Começa nesta quinta-feira (4), em Brasília, na sede da Agência Nacional de Telecomunicações (Anatel) com previsão de encerramento para essa sexta-feira (5), o leilão do 5G, que representa a quinta geração da telefonia móvel no mundo. Segundo o órgão regulador responsável pela licitação, a previsão é que o leilão dure dois dias devido ao elevado número de empresas participantes e de faixas de espectro oferecidas.

O evento começou às 10h, com discursos de autoridades, incluindo do presidente Jair Bolsonaro, do ministro das Comunicações, Fábio Faria, o ministro da Economia, Paulo Guedes, além de outros integrantes do governo federal, e do presidente da Anatel, Leonardo Euler de Morais, que encerra seu mandato nesta quinta-feira (4).

O Brasil está considerado atrasado na nova tecnologia, uma vez que começou a operar em outros países em 2019, e ainda não se iniciou em território brasileiro, mas as empresas do setor veem, a partir do leilão, um grande potencial no início da instalação das redes 5G, que prometem turbinar a velocidade de conexão para seus clientes.

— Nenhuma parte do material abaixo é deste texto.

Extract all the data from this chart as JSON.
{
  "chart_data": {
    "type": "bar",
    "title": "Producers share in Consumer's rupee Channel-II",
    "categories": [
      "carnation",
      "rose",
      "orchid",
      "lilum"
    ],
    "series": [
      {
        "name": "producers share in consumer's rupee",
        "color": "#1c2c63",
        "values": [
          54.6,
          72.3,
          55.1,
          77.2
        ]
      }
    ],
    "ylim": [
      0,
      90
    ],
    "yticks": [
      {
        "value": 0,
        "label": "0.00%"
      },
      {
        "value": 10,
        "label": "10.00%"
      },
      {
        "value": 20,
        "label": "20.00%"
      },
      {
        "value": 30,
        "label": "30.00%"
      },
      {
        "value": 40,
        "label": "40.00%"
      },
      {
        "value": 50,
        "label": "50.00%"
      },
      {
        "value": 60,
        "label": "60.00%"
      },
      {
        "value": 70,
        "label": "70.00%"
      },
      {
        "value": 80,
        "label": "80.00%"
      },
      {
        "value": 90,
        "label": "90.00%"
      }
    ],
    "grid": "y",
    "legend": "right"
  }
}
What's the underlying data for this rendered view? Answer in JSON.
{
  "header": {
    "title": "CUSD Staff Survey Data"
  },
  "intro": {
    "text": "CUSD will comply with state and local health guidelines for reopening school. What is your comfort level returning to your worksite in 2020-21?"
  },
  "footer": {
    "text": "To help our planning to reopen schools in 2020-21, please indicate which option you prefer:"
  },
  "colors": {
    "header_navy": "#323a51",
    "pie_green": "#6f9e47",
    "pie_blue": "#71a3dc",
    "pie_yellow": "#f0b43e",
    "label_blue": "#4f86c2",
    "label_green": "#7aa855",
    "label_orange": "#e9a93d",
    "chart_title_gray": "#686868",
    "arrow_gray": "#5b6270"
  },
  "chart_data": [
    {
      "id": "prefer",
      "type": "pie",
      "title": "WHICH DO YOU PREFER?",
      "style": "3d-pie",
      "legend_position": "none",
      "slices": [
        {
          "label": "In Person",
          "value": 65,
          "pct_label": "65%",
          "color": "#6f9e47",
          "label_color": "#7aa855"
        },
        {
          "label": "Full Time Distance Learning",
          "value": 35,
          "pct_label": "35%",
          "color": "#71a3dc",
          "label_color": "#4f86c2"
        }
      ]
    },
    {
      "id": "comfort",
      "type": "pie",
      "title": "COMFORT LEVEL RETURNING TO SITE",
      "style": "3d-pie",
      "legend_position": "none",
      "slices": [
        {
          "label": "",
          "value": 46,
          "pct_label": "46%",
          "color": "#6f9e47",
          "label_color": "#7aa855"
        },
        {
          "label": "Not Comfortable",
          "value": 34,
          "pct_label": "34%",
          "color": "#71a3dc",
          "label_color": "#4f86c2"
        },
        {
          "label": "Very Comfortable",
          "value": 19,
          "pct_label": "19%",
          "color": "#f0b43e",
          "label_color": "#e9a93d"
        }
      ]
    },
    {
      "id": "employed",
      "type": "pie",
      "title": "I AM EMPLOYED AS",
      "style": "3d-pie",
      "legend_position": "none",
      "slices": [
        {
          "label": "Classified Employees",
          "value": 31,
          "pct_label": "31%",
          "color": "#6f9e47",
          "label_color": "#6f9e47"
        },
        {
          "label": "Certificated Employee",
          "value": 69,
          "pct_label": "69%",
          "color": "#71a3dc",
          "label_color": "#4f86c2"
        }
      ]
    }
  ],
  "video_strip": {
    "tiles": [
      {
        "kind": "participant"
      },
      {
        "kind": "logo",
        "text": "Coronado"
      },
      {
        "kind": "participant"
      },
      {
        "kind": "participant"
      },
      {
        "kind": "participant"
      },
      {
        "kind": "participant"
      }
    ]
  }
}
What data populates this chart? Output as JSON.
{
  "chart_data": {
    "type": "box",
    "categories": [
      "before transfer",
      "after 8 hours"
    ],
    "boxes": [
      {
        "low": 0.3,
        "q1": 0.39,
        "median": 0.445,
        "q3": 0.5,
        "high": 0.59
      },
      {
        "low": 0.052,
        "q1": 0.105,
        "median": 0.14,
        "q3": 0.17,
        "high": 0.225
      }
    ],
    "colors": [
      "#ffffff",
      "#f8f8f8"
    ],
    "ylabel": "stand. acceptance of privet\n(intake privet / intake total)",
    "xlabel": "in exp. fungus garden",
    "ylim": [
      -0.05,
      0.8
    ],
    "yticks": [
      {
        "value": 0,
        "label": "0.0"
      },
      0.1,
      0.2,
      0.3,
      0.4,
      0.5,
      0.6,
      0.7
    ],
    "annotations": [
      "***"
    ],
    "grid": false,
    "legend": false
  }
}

De acordo com o edital, serão feitas ofertas para ter direito à Autorizações para Uso de Radiofrequências nas frequências de 700 MHz, 2,3 GHz, 3,5 GHz e 26 GHz. Essas faixas funcionam como "avenidas" no ar para transmissão de dados, e para que não interfira em outros serviços, como o 4G, o wi-fi e o sinal de televisão, serão exclusivas. É por meio das faixas que o serviço de internet será prestado. O prazo de outorga, que é o direito de exploração delas, será de até 20 anos.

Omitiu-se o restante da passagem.